Databricks was built by the founders of Spark as an analytics platform to support machine learning use cases. It leverages the Spark framework to process data residing in a data lake and is supported on AWS, GCP and Azure. Databricks coined the marketing term “Lakehouse '' architecture to illustrate the unification of data lake and data warehouse use cases. Customers still manage Spark clusters that process data residing in a Delta lake. Conversion of data to Delta Lake format is required to leverage the functionality of Delta Lake. Databricks Sql is a relatively new addition to simplify access to data stored in a data lake.
Druid provides the ability to handle fast ingest and high concurrency. Custom sizing and cluster tuning are required to balance the compute, memory, storage needs of each process within Druid and to provide high concurrency. Druid clusters can be grown by adding nodes with automatic rebalancing of storage segments assigned to nodes. Self hosted Druid on Kubernetes is an option that users leverage to simplify scaling. Additionally, Cloud based managed Druid offerings are being rolled out. However, these managed offerings are limited in scale and scaling is not granular.
Databricks allow for autoscaling of clusters based on utilization. Additionally, increasing concurrency associated with a sql endpoint can be accomplished through the addition of clusters. Query concurrency per cluster is maxed at 10. However, scaling with additional clusters for concurrency is possible. Databricks provides a choice of instance types.

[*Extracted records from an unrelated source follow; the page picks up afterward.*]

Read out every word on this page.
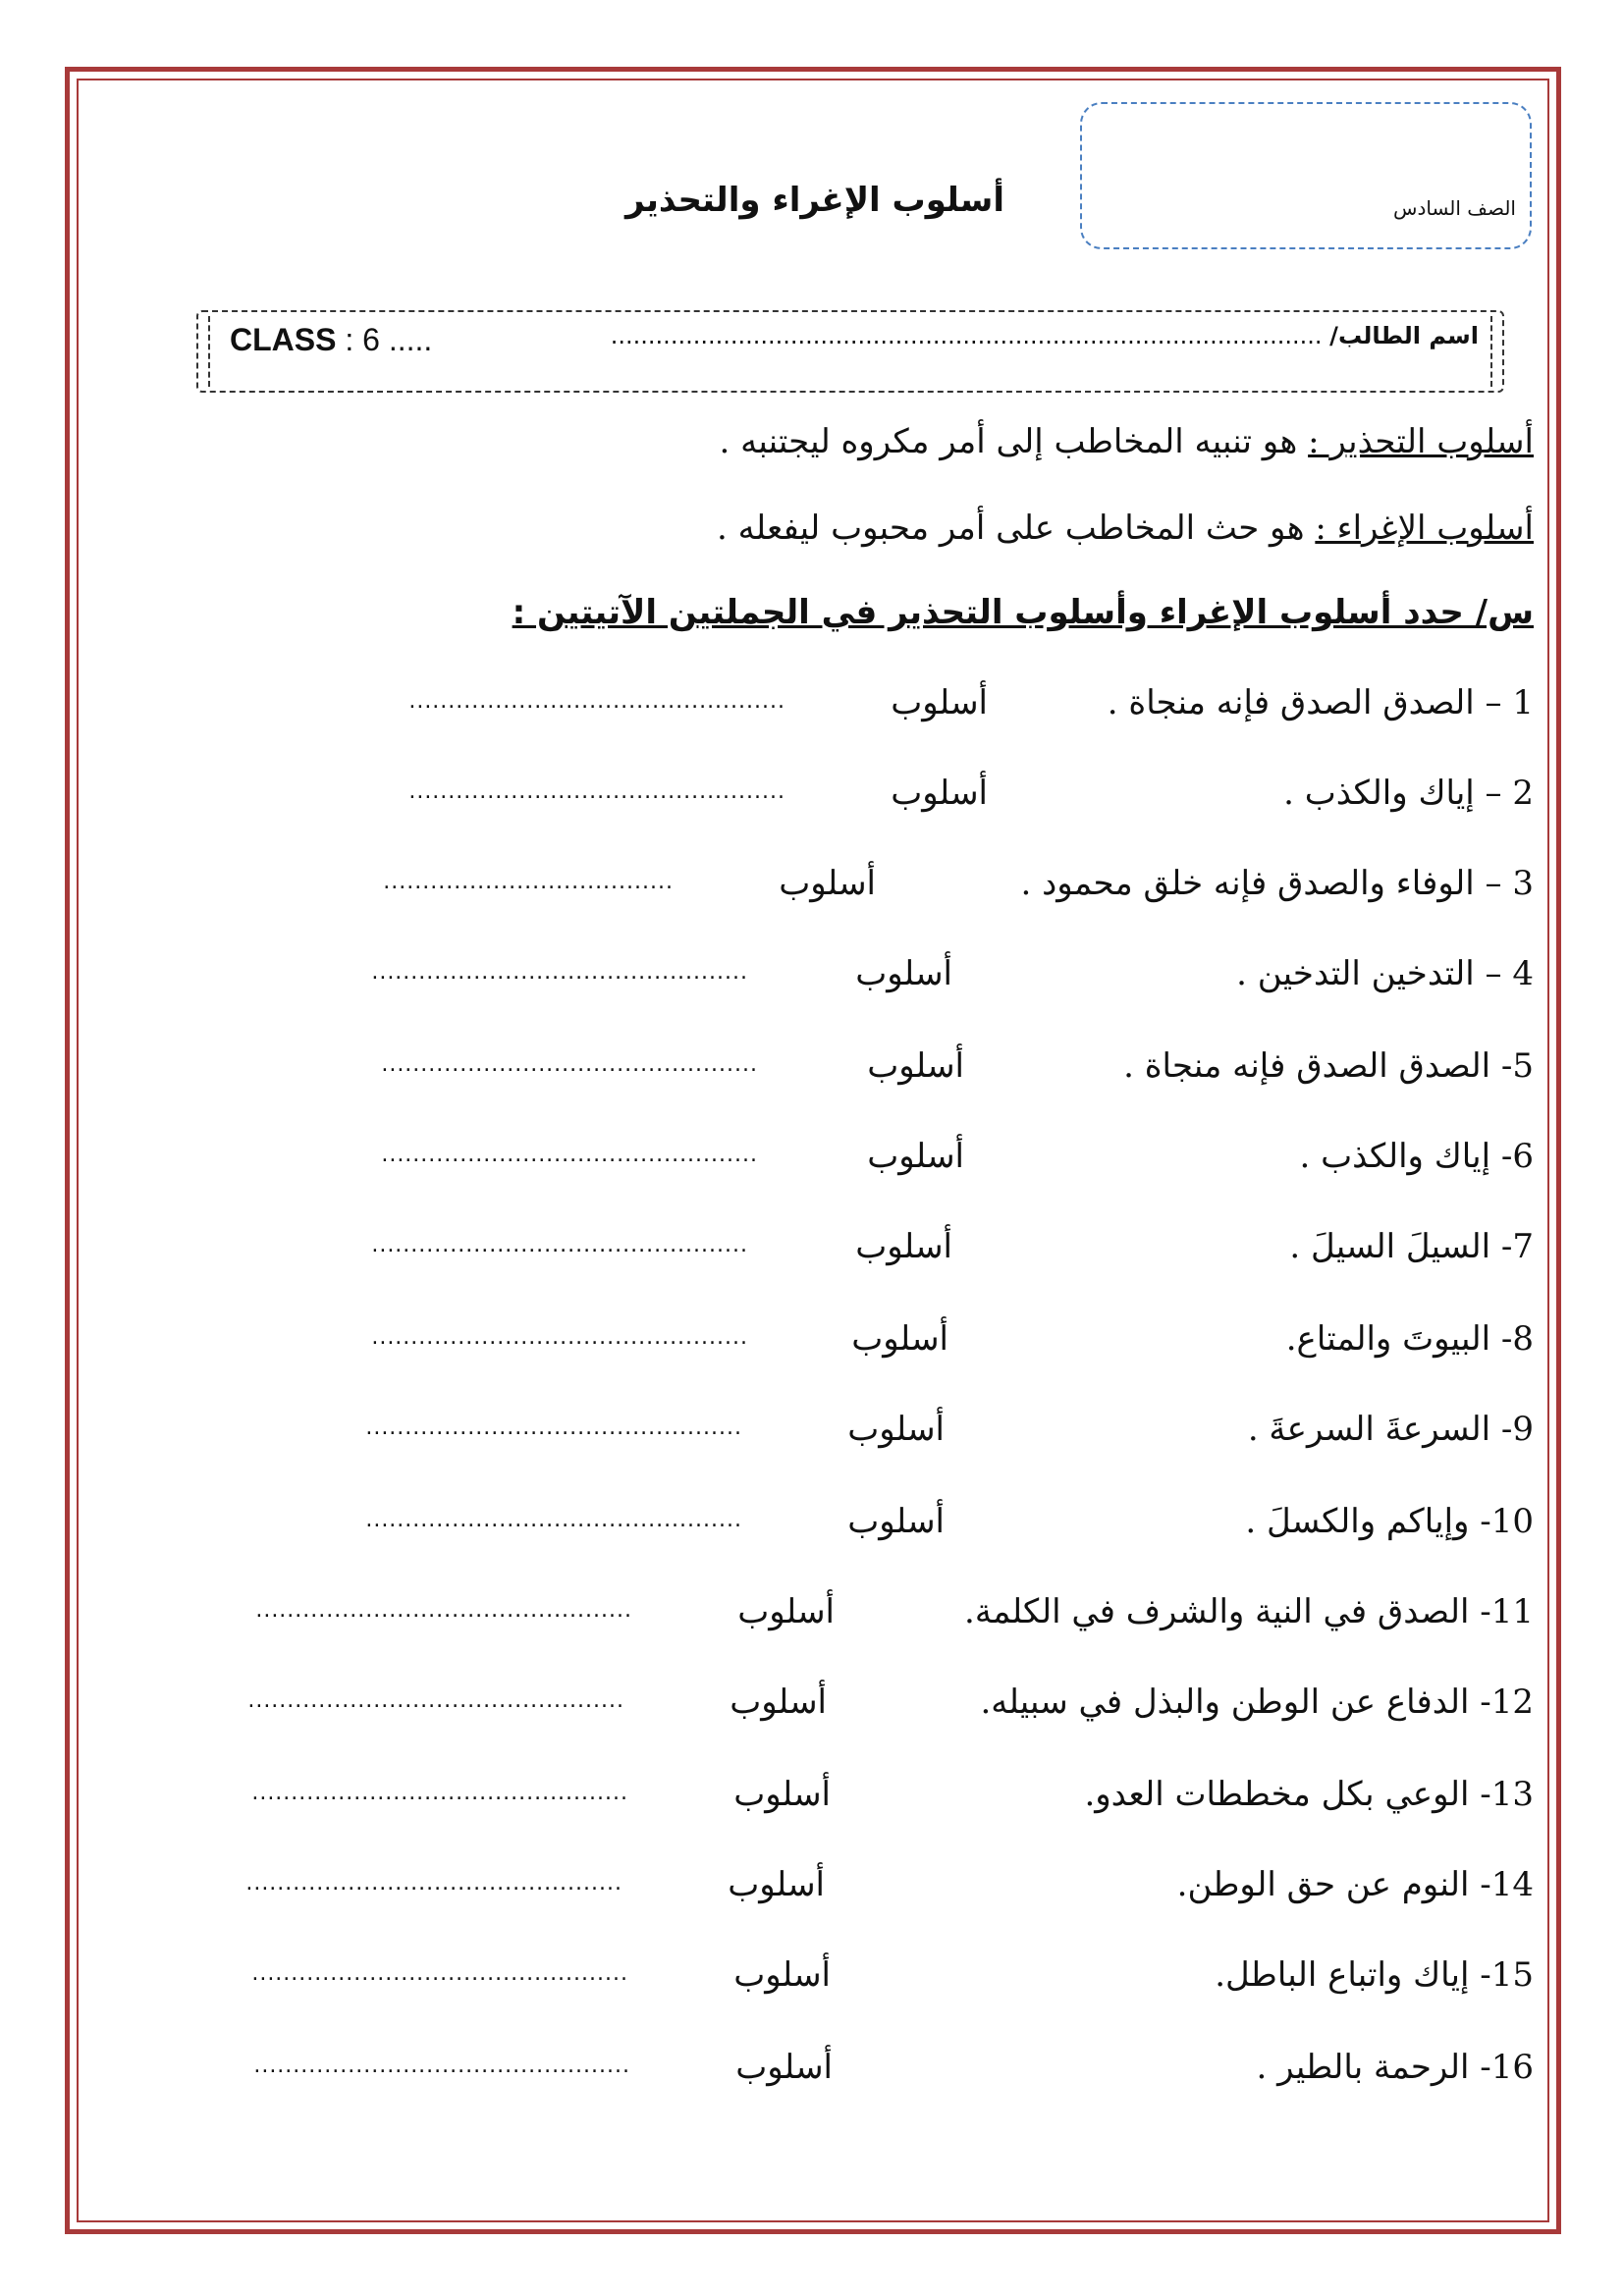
الصف السادس
أسلوب الإغراء والتحذير
CLASS : 6 .....	اسم الطالب/ ...............................................................................................
أسلوب التحذير : هو تنبيه المخاطب إلى أمر مكروه ليجتنبه .
أسلوب الإغراء : هو حث المخاطب على أمر محبوب ليفعله .
س/ حدد أسلوب الإغراء وأسلوب التحذير في الجملتين الآتيتين :
1 – الصدق الصدق فإنه منجاة .
أسلوب
................................................
2 – إياك والكذب .
أسلوب
................................................
3 – الوفاء والصدق فإنه خلق محمود .
أسلوب
.....................................
4 – التدخين التدخين .
أسلوب
................................................
5- الصدق الصدق فإنه منجاة .
أسلوب
................................................
6- إياك والكذب .
أسلوب
................................................
7- السيلَ السيلَ .
أسلوب
................................................
8- البيوتَ والمتاع.
أسلوب
................................................
9- السرعةَ السرعةَ .
أسلوب
................................................
10- وإياكم والكسلَ .
أسلوب
................................................
11- الصدق في النية والشرف في الكلمة.
أسلوب
................................................
12- الدفاع عن الوطن والبذل في سبيله.
أسلوب
................................................
13- الوعي بكل مخططات العدو.
أسلوب
................................................
14- النوم عن حق الوطن.
أسلوب
................................................
15- إياك واتباع الباطل.
أسلوب
................................................
16- الرحمة بالطير .
أسلوب
................................................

Druid provides high performance through columnar storage format, parallel processing, bitmap indexes and roll-ups. Druid, however, recommends a denormalized data model for performance needs. Join operations in Druid are a relatively new feature with various limitations, especially if there is a need to join large datasets.
Databricks is designed to leverage the Spark framework for processing large volumes of data. It leverages compressed Parquet files in a Delta Lake. To reduce the amount of data processed, it uses data pruning on partitions and Parquet file metadata. Databricks does not provide any indexes.
Druid is designed as an OLAP engine to provide fast access to aggregations that are run against large volumes of data. Druid is typically used for customer facing analytics and streaming data processing. Druid is used as an add-on with other data warehousing products that are efficient at scaling, joining, and filtering large volumes of data. It is not a suitable option for data warehouse replacement.
Databricks is a mature Spark based platform proven for processing streaming data. It is widely used for Machine Learning use cases by data scientists through the use of integrated notebooks. From a low latency query perspective, while it offers features like Delta Cache, it does not provide specialized indexes that can deliver low latency queries.